KHAMENEI.ID – Di tengah hiruk-pikuk politik modern yang dipenuhi pencitraan, perang slogan, dan pertarungan kepentingan, pertanyaan tentang siapa pemimpin yang layak dipilih menjadi semakin rumit. Publik dibanjiri janji, survei, dan propaganda. Namun Imam Ali Khamenei qs menawarkan ukuran yang jauh lebih mendasar: bukan siapa yang paling populer, melainkan siapa yang paling setia kepada agama, independensi bangsa, dan kepentingan rakyat.
Imam Khamenei menjelaskan bahwa ukuran “orang terbaik” dalam kepemimpinan bukan ditentukan oleh afiliasi kelompok ataupun kepentingan politik sesaat. Ukurannya adalah karakter dan keberpihakan.

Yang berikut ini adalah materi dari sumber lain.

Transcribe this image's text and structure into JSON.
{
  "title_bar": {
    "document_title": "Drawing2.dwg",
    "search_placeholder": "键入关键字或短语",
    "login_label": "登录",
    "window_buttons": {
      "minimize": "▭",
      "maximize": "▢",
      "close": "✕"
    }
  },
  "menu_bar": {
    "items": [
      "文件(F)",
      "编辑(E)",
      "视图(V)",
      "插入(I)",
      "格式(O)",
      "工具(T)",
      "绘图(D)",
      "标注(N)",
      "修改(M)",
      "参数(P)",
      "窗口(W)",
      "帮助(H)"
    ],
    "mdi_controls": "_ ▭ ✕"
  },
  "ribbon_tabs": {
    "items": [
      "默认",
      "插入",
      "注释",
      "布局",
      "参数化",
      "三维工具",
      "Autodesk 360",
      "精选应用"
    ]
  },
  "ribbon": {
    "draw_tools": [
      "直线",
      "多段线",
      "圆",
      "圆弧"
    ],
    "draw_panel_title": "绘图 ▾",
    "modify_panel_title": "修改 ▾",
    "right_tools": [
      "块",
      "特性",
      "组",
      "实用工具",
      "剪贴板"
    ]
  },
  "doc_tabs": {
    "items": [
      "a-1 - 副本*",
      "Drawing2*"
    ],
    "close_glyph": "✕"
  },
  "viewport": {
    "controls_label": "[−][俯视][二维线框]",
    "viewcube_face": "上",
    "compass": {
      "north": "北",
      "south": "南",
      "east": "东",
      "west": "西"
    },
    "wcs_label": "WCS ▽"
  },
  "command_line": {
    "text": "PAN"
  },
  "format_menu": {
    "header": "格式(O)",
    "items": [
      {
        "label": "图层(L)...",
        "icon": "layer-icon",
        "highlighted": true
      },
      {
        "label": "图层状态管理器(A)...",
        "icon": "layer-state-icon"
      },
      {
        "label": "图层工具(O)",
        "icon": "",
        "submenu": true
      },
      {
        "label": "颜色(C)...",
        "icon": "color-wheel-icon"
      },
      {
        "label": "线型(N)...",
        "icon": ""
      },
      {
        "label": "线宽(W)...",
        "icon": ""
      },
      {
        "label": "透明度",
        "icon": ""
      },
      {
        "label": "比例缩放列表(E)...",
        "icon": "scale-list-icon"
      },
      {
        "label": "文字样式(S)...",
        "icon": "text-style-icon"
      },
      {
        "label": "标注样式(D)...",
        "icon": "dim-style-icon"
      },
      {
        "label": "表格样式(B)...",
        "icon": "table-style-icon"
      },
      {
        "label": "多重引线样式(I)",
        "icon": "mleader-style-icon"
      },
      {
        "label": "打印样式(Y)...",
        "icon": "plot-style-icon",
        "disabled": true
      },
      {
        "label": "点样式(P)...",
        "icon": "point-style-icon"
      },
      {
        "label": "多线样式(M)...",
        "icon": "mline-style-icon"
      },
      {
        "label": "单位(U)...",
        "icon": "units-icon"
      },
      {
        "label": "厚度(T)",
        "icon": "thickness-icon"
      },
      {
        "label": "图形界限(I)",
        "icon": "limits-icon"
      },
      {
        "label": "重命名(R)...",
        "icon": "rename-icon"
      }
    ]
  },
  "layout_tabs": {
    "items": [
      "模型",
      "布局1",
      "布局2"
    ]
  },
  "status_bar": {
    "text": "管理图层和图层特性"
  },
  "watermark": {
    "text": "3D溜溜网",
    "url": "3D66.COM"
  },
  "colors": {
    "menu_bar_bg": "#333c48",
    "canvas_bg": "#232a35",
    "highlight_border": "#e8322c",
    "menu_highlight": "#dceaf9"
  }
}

Menurut beliau, pemimpin yang layak adalah orang yang paling teguh dalam menjalankan agama dan nilai-nilai moral; paling serius menjaga kemerdekaan negara agar tidak bergantung kepada kekuatan asing; paling sungguh-sungguh melawan korupsi; serta paling siap mengorbankan kepentingan pribadi demi kepentingan nasional.
Politik, dalam pandangannya, tidak boleh dipisahkan dari integritas pribadi. Seorang pejabat yang mengutamakan kepentingan kelompok atau keuntungan diri sendiri di atas kepentingan bangsa, sesungguhnya telah kehilangan ruh kepemimpinan.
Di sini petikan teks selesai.